As summarized by the same SEC filing, the actions were consolidated into a single putative class action by a June 10, 1999 Order of the United States District Court for the District of New Jersey, and captioned In re Nice Systems, Ltd. Securities Litigation, No. 99-CV-1693 (AJL). A consolidated and amended class action complaint was filed on July 12, 1999. On January 24, 2000, following the Company’s motion to dismiss the action, the lead plaintiffs in the action were granted leave to file a further amended complaint, which the lead plaintiffs subsequently filed. In the second amended complaint, the lead plaintiffs alleged that the defendants violated Section 10(b) of the Exchange Act, 15 U.S.C. ss. 78j(b), and Rule 10b-5 promulgated thereunder. The lead plaintiffs also attempted to state a "control person" claim against the individual defendants under Section 20(a) of the Exchange Act, 15 U.S.C. ss. 78t(a). The lead plaintiffs essentially contended that the Company and the individual defendants knew that certain products had problems long before the Company’s September 1998 announcement, but misrepresented to investors, either affirmatively or through omissions, the capabilities and readiness of the products, their effect on the Company’s business and the value of the Company’s ADSs.

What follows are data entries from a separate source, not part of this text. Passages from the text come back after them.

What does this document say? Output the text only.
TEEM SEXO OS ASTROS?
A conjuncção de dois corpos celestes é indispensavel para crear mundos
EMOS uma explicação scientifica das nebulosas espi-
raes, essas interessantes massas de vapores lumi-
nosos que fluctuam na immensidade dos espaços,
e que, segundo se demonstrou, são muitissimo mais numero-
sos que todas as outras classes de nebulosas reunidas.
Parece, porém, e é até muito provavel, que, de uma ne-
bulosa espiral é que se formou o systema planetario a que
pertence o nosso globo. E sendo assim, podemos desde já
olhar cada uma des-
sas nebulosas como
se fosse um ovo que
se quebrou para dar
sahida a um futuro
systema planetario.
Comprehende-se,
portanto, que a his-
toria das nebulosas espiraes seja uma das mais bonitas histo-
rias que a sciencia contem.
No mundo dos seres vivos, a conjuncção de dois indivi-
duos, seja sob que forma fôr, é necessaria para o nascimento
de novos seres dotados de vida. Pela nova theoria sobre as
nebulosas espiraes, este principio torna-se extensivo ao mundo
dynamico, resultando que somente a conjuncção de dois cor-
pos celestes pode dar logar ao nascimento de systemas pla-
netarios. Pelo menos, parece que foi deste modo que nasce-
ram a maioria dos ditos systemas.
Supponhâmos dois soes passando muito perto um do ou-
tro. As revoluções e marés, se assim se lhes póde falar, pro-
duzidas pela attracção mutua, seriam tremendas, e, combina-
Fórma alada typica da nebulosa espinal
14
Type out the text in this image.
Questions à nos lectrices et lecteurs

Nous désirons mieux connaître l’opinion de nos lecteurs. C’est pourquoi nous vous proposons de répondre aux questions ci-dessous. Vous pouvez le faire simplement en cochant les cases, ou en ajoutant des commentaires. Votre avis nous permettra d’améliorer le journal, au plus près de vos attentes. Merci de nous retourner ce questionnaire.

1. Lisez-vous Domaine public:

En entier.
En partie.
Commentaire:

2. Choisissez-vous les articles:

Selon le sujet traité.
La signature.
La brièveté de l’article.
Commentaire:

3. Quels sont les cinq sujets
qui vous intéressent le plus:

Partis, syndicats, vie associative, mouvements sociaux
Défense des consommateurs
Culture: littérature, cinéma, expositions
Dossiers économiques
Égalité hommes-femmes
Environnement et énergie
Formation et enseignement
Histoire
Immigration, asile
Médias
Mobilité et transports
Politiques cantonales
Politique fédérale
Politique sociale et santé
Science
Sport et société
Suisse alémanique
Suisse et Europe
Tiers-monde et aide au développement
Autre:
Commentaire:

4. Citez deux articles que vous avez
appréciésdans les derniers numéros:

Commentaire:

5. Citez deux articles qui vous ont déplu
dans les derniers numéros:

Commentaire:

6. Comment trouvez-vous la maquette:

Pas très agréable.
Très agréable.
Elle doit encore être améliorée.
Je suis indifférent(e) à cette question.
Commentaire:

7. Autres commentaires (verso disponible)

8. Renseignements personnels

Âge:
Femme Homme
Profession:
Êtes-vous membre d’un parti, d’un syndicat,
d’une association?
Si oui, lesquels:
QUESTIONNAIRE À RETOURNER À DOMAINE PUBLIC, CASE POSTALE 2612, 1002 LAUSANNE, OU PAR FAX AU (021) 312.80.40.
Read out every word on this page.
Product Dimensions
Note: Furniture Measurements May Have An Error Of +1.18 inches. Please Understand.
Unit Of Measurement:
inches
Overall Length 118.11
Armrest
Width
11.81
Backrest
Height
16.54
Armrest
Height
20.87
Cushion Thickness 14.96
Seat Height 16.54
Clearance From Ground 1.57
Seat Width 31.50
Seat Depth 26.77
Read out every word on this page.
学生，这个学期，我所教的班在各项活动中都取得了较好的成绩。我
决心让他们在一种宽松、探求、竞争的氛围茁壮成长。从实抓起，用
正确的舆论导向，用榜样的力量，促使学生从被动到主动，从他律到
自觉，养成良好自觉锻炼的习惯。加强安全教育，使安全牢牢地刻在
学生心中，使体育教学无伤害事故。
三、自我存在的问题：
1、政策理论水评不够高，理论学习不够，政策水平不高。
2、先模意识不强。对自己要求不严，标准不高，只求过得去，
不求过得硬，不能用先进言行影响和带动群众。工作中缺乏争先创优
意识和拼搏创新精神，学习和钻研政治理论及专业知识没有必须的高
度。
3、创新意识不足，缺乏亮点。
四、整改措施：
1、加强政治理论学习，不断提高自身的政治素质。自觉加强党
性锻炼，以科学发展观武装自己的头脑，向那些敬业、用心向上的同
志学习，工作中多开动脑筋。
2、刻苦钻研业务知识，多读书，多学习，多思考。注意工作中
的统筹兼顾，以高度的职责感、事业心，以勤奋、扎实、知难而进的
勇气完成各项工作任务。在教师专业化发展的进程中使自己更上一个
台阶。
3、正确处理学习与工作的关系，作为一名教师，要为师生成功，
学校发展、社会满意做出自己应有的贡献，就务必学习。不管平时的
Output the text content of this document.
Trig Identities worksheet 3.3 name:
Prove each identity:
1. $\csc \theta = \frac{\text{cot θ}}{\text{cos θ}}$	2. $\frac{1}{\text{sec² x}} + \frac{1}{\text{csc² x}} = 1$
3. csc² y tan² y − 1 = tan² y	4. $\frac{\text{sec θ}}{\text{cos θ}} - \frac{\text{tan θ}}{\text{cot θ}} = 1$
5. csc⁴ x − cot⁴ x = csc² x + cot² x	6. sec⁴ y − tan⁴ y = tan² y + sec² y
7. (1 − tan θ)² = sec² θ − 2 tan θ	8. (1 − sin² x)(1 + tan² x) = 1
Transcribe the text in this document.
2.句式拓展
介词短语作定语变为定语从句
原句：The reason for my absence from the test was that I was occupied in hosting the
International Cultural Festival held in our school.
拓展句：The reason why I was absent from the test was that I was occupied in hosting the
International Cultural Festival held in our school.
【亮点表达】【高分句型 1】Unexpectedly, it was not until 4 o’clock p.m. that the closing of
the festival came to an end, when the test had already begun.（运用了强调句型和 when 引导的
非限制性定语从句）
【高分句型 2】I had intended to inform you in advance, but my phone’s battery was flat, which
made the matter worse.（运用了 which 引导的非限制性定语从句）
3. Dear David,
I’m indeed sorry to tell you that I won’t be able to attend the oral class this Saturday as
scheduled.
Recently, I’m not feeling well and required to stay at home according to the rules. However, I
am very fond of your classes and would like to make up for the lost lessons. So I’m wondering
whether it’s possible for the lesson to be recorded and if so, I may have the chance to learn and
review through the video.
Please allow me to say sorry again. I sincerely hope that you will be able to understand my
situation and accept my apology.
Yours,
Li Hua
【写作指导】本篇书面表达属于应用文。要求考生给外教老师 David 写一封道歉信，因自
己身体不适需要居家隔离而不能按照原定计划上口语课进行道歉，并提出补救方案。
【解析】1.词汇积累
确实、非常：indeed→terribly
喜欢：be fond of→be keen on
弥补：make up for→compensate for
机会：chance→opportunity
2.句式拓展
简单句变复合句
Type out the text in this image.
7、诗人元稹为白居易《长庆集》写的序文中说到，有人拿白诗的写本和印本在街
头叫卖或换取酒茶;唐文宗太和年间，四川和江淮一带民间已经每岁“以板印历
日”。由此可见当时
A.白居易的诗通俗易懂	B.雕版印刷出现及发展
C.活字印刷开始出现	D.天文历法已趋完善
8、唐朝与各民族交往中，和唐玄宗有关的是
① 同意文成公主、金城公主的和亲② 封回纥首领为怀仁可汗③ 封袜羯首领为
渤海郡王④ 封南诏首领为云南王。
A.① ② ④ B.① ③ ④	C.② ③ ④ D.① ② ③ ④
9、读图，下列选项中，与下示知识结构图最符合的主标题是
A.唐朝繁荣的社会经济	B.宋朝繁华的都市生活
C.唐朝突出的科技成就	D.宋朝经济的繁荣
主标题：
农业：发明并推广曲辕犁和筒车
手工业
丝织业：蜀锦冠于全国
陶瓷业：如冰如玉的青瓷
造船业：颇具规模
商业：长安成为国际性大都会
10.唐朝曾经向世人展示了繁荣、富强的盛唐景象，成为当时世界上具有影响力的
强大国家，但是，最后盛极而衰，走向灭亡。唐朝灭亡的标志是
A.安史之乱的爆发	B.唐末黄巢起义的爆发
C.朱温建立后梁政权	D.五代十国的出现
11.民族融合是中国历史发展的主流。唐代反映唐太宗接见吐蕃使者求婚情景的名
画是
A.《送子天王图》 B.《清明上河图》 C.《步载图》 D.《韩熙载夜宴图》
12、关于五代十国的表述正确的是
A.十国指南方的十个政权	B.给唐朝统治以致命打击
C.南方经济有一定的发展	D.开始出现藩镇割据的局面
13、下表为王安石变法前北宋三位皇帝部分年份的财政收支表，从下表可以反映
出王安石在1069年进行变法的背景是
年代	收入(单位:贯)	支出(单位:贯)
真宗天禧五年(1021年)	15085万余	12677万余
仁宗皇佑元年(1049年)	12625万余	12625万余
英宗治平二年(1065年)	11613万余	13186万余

On March 26, 1999, the Court entered the Order signed by Judge Alfred J. Lechner, Jr. consolidating case 99-1307 with 99-1693 for all purposes. Case 99-1307 was closed and the lead case number became 99-1693.
The original Complaint alleges that the company disseminated false and misleading information about its operations, technologies, products and prospects. As a result, the company's American Depository Shares traded at artificially high prices during the class period.